Prasad in particular has highlighted vaccine hesitancy by socioeconomic status and race, and the trio emphasized that hesitancy could intensify because of “accelerated mass child vaccination” driven by school mandates and vaccine passports.
“The possibility that rare adverse events could emerge as the more durable public health legacy of an emergency use authorization for child covid-19 vaccines is much greater,” they wrote.
Emory University’s Jennie Lavine and Rustom Antia and Pennsylvania State University’s Ottar Bjornstad warned that “vaccinating children would likely lead to lower infection rates but higher case fatality rates.”
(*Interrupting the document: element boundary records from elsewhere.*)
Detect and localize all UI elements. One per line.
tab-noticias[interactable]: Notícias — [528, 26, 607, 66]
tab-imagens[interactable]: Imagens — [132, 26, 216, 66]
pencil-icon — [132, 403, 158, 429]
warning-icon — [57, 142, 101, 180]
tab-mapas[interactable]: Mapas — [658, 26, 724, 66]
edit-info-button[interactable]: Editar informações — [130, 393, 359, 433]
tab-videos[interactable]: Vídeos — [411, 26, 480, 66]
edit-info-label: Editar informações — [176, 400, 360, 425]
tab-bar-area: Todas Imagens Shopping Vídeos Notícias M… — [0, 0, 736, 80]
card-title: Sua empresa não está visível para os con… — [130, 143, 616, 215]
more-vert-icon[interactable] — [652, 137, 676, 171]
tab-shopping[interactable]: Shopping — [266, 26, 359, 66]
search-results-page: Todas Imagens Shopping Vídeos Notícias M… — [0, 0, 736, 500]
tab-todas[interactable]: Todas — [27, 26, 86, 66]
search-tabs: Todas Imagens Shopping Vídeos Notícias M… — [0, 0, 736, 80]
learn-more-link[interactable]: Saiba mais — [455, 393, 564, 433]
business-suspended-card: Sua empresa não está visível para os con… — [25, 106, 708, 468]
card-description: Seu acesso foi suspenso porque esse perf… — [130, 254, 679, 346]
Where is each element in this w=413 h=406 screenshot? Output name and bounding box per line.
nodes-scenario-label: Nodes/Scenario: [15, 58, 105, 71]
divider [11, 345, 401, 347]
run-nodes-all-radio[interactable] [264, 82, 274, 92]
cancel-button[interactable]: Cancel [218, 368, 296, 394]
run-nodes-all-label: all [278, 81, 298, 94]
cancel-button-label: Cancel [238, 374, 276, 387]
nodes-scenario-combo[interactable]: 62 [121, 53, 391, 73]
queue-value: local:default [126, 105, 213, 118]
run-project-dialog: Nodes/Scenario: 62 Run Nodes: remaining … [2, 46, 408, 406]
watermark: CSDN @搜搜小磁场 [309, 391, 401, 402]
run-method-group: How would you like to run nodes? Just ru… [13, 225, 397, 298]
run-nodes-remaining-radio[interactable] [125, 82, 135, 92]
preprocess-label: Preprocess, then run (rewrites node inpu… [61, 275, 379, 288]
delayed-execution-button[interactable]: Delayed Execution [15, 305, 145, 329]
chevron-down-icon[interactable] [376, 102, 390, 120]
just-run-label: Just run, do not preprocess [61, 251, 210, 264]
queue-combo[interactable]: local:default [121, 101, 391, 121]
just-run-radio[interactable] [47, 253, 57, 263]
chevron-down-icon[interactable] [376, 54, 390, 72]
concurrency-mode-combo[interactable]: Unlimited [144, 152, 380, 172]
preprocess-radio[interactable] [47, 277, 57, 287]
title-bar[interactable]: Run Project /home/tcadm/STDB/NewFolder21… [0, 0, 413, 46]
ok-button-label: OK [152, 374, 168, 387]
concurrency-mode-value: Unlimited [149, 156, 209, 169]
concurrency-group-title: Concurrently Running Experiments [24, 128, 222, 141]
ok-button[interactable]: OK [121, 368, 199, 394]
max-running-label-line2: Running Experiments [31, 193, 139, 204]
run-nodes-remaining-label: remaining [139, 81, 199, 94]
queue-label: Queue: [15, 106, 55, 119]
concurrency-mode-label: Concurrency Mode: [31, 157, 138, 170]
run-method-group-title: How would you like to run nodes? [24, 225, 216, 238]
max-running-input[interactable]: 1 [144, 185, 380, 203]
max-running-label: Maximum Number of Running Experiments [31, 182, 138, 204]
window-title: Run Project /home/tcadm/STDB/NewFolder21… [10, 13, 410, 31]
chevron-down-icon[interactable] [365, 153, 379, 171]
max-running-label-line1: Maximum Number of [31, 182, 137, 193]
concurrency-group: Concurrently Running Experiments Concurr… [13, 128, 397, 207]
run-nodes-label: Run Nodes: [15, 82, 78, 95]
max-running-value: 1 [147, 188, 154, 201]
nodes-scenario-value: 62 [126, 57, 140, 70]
Writing in the BMJ shortly after Baral, Prasad and Pegden, the trio cited evidence that children are less susceptible to infection and transmission compared to adults. Vaccinating them provides a “marginal benefit in reducing the risk to others” and may actually be worse for children in the long run.
“Once most adults are vaccinated, circulation of SARS-CoV-2 may in fact be desirable, as it is likely to lead to primary infection early in life when disease is mild, followed by booster re-exposures throughout adulthood as transmission blocking immunity wanes but disease blocking immunity remains high,” they wrote. “This would keep reinfections mild and immunity up to date.”